Revenge may be a dish best served cold, but it’s still expected to provide some satisfaction – otherwise, what’s the point? That’s one of the questions I found myself pondering as I read the last chilling words of Tom Piccirilli’s idea of a Christmas story, You’d Better Watch Out.
Written in engaging first-person style, Watch Out takes us along the tortured ride of a narrator whose life is following two distinct and usually incompatible paths. On one hand he’s a cold, calculating killer, a “torpedo” (hit man) for a mid-level mobster. On the other hand he’s a family man, husband to his childhood sweetheart and father to twins. The paths were chosen for him on a Christmas morning when his father, a corrupt cop with a hellacious temper, killed his mother in gruesome fashion for having an affair. Our “hero” meets his love in foster care, and grows up to work alongside the man his mother was having an affair with.
While everyone around him waits for the ticking time bomb to explode, the young man fools them all by going about his work in solemn, efficient fashion. It’s a smart move, enabling him to build a semblance of a normal life for his growing family while keeping him close to one of the men he wants to kill. The other man, his father, is enjoying a king’s life in his prison cell, but the narrator knows that his time there is limited, and that sooner or later they’ll have a chance to reunite.
Piccirilli uses a cheerless, matter-of-fact voice for the narrator, underscoring just how much of his humanity was scooped away on the morning he saw his father kill his mother. He’s kind and tender toward his wife, his wife’s family and, eventually, their children, but inside he’s hollow, going through the motions in convincing but empty fashion. It’s haunting character work, and it makes you think about the empty-eyed people we pass on the street sometimes, those who seem to be carrying on with their normal lives but may just be waiting for the right cue to rampage.

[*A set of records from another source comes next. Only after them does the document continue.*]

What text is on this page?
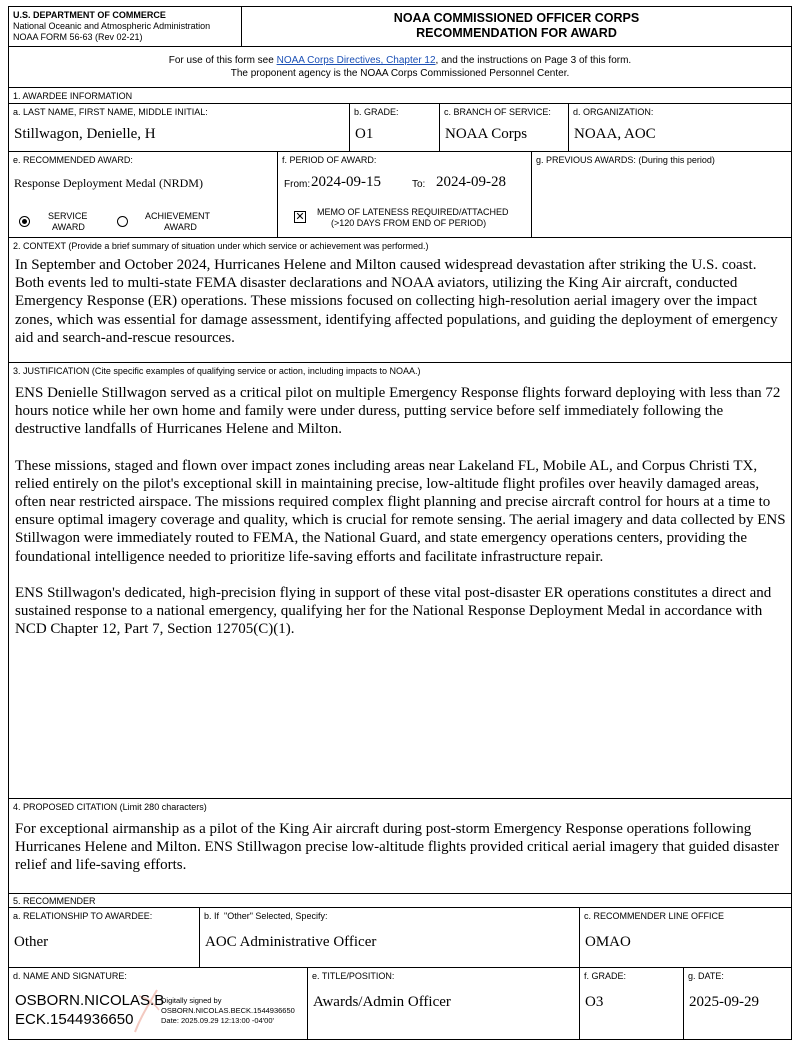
U.S. DEPARTMENT OF COMMERCE
National Oceanic and Atmospheric Administration
NOAA FORM 56-63 (Rev 02-21)
NOAA COMMISSIONED OFFICER CORPS
RECOMMENDATION FOR AWARD
For use of this form see NOAA Corps Directives, Chapter 12, and the instructions on Page 3 of this form.
The proponent agency is the NOAA Corps Commissioned Personnel Center.
1. AWARDEE INFORMATION
a. LAST NAME, FIRST NAME, MIDDLE INITIAL:
Stillwagon, Denielle, H
b. GRADE:
O1
c. BRANCH OF SERVICE:
NOAA Corps
d. ORGANIZATION:
NOAA, AOC
e. RECOMMENDED AWARD:
Response Deployment Medal (NRDM)
SERVICE
AWARD
ACHIEVEMENT
AWARD
f. PERIOD OF AWARD:
From: 2024-09-15	To: 2024-09-28
✕ MEMO OF LATENESS REQUIRED/ATTACHED
(>120 DAYS FROM END OF PERIOD)
g. PREVIOUS AWARDS: (During this period)
2. CONTEXT (Provide a brief summary of situation under which service or achievement was performed.)
In September and October 2024, Hurricanes Helene and Milton caused widespread devastation after striking the U.S. coast. Both events led to multi-state FEMA disaster declarations and NOAA aviators, utilizing the King Air aircraft, conducted Emergency Response (ER) operations. These missions focused on collecting high-resolution aerial imagery over the impact zones, which was essential for damage assessment, identifying affected populations, and guiding the deployment of emergency aid and search-and-rescue resources.
3. JUSTIFICATION (Cite specific examples of qualifying service or action, including impacts to NOAA.)
ENS Denielle Stillwagon served as a critical pilot on multiple Emergency Response flights forward deploying with less than 72 hours notice while her own home and family were under duress, putting service before self immediately following the destructive landfalls of Hurricanes Helene and Milton.
These missions, staged and flown over impact zones including areas near Lakeland FL, Mobile AL, and Corpus Christi TX, relied entirely on the pilot's exceptional skill in maintaining precise, low-altitude flight profiles over heavily damaged areas, often near restricted airspace. The missions required complex flight planning and precise aircraft control for hours at a time to ensure optimal imagery coverage and quality, which is crucial for remote sensing. The aerial imagery and data collected by ENS Stillwagon were immediately routed to FEMA, the National Guard, and state emergency operations centers, providing the foundational intelligence needed to prioritize life-saving efforts and facilitate infrastructure repair.
ENS Stillwagon's dedicated, high-precision flying in support of these vital post-disaster ER operations constitutes a direct and sustained response to a national emergency, qualifying her for the National Response Deployment Medal in accordance with NCD Chapter 12, Part 7, Section 12705(C)(1).
4. PROPOSED CITATION (Limit 280 characters)
For exceptional airmanship as a pilot of the King Air aircraft during post-storm Emergency Response operations following Hurricanes Helene and Milton. ENS Stillwagon precise low-altitude flights provided critical aerial imagery that guided disaster relief and life-saving efforts.
5. RECOMMENDER
a. RELATIONSHIP TO AWARDEE:
Other
b. If  "Other" Selected, Specify:
AOC Administrative Officer
c. RECOMMENDER LINE OFFICE
OMAO
d. NAME AND SIGNATURE:
OSBORN.NICOLAS.B
ECK.1544936650
Digitally signed by
OSBORN.NICOLAS.BECK.1544936650
Date: 2025.09.29 12:13:00 -04'00'
e. TITLE/POSITION:
Awards/Admin Officer
f. GRADE:
O3
g. DATE:
2025-09-29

As Piccirilli continues to evolve from gothic horror writer to crime writer, I’m amazed at how his voice keeps changing while still remaining distinct. Some of the lush poetry of works like A Choir of Ill Children may be gone, but it’s been replaced with a bare knuckle style that sings in its own way, and is absolutely note perfect for the subject matter at hand. You’d Better Watch Out has echoes of some of the great crime fiction being written today, and yet it’s still recognizably his own.
I chose this novella to christen the new Kindle I got for Christmas, feeling sure it wouldn’t disappoint. I was right. And it’s exciting to note that Piccirilli has really embraced digital publishing over the last year or so, and there’s a lot of good material of his just waiting in the wings.